Elsewhere the story is somewhat of a mixed bag. Each character you can do missions for hangs around a little too long. After your 4th or 5th long horse ride with the same person retelling you their philosophy of the west you start to wish the character didn’t refuse to fire at friendly NPCs. Even Marston himself runs out of interesting ways to tell people he’s trying to save his family far before he stops telling people he’s trying to save his family.

"Hey, John. Have I told you about how I'm a grumpy old curmudgeon trying to bring a little law and order to my town? No, you're probably right, now isn't the time."

Other sections are more successful. A couple of times during the story, landmark moments like arriving in Mexico or the resolution of a late game mission have you riding to the next destination while a song plays in the background. It’s an inspired moment of emotional resonance that strikes a chord in a way that could only be achieved in a game. It’s like the ladder moment of MGS3, only not ridiculous. I should also point out, now that I’ve finished the main story, that the final collection of missions almost make up for my issues with the Mexican campaign. It’s a well executed segment, setting up the story nicely for the final resolution, which itself manages to actually give a tangible sense that something has changed for the characters involved while still leaving a believable reason for the player to be able to carry on existing in the world afterwards to tie up loose ends. Fallout 3 could learn a thing or two.

More successful than the story missions are the strangers you encounter throughout your travels. These are essentially narrative-vignettes about people trying to make their way in the region; writers looking to capture the romanticism of the era, producers looking to forge a new age of cinema and even just concerned spouses looking for their loved ones. The first ones you come across will all too often result in the stranger turning out to be mental, to the point where you start trying to second guess each person’s particular deviancy, but as the game goes on you’ll find some genuinely interesting characters that you’ll encounter in multiple places throughout the game. Particularly worthy of mention is the ‘I Know You’ strand, featuring an unknown man with a penchant for testing your moral fibre. It’s one of the most intriguing mysteries of the game and its resolution ties-in brilliantly with the final cutscene.

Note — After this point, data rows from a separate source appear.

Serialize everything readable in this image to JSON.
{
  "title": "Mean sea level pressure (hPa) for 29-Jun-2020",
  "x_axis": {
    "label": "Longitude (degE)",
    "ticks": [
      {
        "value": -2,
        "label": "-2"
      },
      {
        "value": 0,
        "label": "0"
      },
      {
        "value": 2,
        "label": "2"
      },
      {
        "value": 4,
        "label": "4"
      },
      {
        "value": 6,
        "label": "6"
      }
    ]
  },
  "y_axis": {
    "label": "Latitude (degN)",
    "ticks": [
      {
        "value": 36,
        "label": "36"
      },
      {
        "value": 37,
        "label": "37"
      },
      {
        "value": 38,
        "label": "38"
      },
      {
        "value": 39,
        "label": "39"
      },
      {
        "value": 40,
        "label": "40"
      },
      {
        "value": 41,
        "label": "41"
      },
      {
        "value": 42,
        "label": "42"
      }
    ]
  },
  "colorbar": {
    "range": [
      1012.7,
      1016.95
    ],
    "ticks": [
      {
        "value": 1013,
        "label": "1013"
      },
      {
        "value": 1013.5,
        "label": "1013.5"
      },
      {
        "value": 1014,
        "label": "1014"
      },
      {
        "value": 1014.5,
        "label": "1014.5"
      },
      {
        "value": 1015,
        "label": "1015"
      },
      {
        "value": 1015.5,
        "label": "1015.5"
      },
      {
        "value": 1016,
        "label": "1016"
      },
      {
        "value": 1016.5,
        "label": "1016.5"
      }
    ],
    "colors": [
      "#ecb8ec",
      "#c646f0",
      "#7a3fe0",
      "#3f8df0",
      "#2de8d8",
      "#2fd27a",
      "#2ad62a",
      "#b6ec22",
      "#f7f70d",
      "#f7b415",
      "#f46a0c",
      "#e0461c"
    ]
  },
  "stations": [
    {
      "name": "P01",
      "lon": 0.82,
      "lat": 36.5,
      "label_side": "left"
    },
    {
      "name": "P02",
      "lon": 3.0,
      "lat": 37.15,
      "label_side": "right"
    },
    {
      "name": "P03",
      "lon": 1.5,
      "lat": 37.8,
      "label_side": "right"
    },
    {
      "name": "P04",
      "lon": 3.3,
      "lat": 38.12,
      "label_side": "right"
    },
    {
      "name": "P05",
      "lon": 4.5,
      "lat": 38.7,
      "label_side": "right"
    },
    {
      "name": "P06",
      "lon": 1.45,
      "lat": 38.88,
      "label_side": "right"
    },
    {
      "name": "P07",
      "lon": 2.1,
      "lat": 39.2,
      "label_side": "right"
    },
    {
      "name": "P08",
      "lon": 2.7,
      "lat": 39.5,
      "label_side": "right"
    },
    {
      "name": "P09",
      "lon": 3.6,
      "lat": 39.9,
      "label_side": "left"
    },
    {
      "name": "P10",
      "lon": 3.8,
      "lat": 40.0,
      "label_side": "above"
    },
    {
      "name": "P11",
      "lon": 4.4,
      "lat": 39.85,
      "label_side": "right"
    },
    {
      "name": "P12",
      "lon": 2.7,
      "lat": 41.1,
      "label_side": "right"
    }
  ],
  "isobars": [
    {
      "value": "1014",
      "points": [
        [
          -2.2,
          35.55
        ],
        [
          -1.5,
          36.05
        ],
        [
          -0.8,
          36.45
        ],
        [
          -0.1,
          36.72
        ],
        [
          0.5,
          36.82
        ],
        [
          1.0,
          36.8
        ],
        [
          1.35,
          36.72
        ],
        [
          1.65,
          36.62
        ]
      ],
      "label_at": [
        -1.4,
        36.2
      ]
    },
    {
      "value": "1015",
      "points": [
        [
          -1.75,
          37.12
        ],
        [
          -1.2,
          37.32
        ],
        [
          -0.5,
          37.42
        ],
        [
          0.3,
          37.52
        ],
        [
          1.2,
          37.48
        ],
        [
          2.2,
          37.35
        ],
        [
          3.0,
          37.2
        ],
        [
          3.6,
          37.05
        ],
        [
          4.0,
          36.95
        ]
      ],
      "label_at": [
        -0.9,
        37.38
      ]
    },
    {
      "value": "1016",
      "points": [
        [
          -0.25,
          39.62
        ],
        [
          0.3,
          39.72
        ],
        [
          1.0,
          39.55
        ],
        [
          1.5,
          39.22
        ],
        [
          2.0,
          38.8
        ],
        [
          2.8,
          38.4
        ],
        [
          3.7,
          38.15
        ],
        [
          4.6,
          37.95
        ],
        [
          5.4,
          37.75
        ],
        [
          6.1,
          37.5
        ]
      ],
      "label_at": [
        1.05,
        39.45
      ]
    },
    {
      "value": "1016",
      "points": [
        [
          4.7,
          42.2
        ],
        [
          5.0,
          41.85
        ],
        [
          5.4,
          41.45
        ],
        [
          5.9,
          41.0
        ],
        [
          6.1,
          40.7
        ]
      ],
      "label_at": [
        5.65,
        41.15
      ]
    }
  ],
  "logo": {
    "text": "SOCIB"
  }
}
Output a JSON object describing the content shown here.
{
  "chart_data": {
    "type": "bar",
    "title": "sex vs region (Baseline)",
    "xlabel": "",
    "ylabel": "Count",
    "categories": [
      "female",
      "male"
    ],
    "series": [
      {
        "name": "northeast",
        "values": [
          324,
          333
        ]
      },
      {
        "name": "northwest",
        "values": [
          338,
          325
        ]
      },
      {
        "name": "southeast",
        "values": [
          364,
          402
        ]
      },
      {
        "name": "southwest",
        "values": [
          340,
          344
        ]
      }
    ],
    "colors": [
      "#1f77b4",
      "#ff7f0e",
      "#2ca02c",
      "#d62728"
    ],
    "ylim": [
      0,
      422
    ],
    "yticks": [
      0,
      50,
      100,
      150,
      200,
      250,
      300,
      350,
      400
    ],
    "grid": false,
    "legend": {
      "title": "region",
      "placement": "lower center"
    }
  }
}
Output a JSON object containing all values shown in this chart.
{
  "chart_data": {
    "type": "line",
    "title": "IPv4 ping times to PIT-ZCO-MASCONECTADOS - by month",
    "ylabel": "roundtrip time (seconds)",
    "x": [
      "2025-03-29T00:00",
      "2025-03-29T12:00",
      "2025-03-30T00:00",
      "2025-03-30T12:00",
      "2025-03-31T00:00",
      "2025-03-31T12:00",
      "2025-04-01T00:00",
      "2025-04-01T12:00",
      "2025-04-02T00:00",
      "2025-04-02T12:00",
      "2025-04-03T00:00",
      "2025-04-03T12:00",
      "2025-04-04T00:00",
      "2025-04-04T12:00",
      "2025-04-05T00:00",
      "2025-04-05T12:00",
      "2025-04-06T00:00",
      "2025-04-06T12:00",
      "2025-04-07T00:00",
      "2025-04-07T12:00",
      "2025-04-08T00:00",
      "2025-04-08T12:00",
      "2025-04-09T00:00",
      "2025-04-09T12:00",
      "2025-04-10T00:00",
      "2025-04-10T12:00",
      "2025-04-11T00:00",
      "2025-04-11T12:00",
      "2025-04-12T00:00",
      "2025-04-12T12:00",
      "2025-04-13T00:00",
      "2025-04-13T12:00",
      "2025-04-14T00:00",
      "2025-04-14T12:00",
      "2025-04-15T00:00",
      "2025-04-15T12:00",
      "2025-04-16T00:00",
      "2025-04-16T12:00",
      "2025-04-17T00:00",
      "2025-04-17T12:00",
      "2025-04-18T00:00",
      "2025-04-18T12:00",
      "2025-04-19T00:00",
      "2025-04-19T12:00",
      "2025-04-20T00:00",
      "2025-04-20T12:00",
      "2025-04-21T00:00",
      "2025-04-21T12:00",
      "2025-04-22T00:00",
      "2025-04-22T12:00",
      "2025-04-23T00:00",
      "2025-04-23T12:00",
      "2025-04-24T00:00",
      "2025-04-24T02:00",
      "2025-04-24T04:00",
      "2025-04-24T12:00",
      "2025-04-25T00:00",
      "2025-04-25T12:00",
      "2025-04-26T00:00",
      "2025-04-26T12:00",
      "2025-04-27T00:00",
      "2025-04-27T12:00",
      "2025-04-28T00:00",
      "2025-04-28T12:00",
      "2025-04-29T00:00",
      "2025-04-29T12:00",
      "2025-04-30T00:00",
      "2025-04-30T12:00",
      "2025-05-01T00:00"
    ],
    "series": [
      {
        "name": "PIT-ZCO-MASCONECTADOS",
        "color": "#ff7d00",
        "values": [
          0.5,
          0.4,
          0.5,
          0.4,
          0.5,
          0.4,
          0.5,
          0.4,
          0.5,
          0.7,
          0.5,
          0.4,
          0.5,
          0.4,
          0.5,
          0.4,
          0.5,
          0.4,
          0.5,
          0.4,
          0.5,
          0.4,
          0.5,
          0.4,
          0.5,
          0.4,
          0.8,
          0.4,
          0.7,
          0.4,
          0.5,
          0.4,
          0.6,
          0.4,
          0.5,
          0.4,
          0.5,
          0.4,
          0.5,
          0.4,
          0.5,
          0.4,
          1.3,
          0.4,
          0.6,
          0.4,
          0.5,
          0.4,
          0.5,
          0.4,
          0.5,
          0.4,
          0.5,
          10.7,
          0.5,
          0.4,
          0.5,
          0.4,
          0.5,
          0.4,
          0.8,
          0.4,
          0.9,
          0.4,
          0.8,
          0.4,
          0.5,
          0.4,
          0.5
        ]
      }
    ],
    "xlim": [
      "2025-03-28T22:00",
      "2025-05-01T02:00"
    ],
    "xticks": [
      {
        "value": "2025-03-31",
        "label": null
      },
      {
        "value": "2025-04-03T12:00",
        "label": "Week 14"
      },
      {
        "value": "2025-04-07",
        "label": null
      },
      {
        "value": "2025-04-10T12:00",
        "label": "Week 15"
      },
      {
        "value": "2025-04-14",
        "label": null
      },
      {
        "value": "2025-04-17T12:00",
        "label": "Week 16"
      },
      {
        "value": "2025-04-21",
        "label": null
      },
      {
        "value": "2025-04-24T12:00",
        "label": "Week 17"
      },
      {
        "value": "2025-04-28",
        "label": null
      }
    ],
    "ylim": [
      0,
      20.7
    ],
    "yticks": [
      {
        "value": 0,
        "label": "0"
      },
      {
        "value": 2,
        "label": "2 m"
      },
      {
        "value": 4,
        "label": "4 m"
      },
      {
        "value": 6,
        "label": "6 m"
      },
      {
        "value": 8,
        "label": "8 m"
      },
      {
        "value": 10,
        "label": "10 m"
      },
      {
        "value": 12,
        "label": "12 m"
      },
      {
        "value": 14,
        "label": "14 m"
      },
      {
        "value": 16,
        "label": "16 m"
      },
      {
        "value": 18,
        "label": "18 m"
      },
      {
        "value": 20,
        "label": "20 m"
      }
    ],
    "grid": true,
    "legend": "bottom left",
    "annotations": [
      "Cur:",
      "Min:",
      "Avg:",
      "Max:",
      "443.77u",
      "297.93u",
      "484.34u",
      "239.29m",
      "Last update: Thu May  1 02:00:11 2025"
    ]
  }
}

So, a couple of story niggles aside, pretty much perfect then? Not quite. Red Dead Redemption is unusual in recent Rockstar games in that many of the core systems at work are non-diegetic. Take the fast-travel; you just need to set up a camp and with a couple of clicks you can travel instantly to any location you’ve previously visited. Bizarrely the game also includes an in-world fast travel system with coaches that can be hired. Pay for a coach or move a few feet away and travel for free? Unless you’re deliberately trying to preserve the atmosphere it’s not much of a decision.

Marston contemplates the mystery of the fast-travel fire.

Death is handled in a similarly blunt manner with the game displaying a hilariously over-sized DEAD screen and reloading the last auto-save. There are plenty of doctors dwelling in major settlements so why not just have your character wake up there à la GTA? Also, and this is getting really picky, there’s really no excuse for your character to die the moment he steps in a body of water. How much this stuff bothers you is probably dependent on how much you buy into the atmosphere woven by the setting, visuals and audio. In case it’s not clear yet I bought into it a lot, much to the consternation of my flatmate who kept reminding me that I could fast-travel instead of taking 15 minutes to ride my horse into Mexico. I hadn’t forgotten Chris, I was just ignoring it.

TL;DR version: Red Dead Redemption, it’s better than GTA.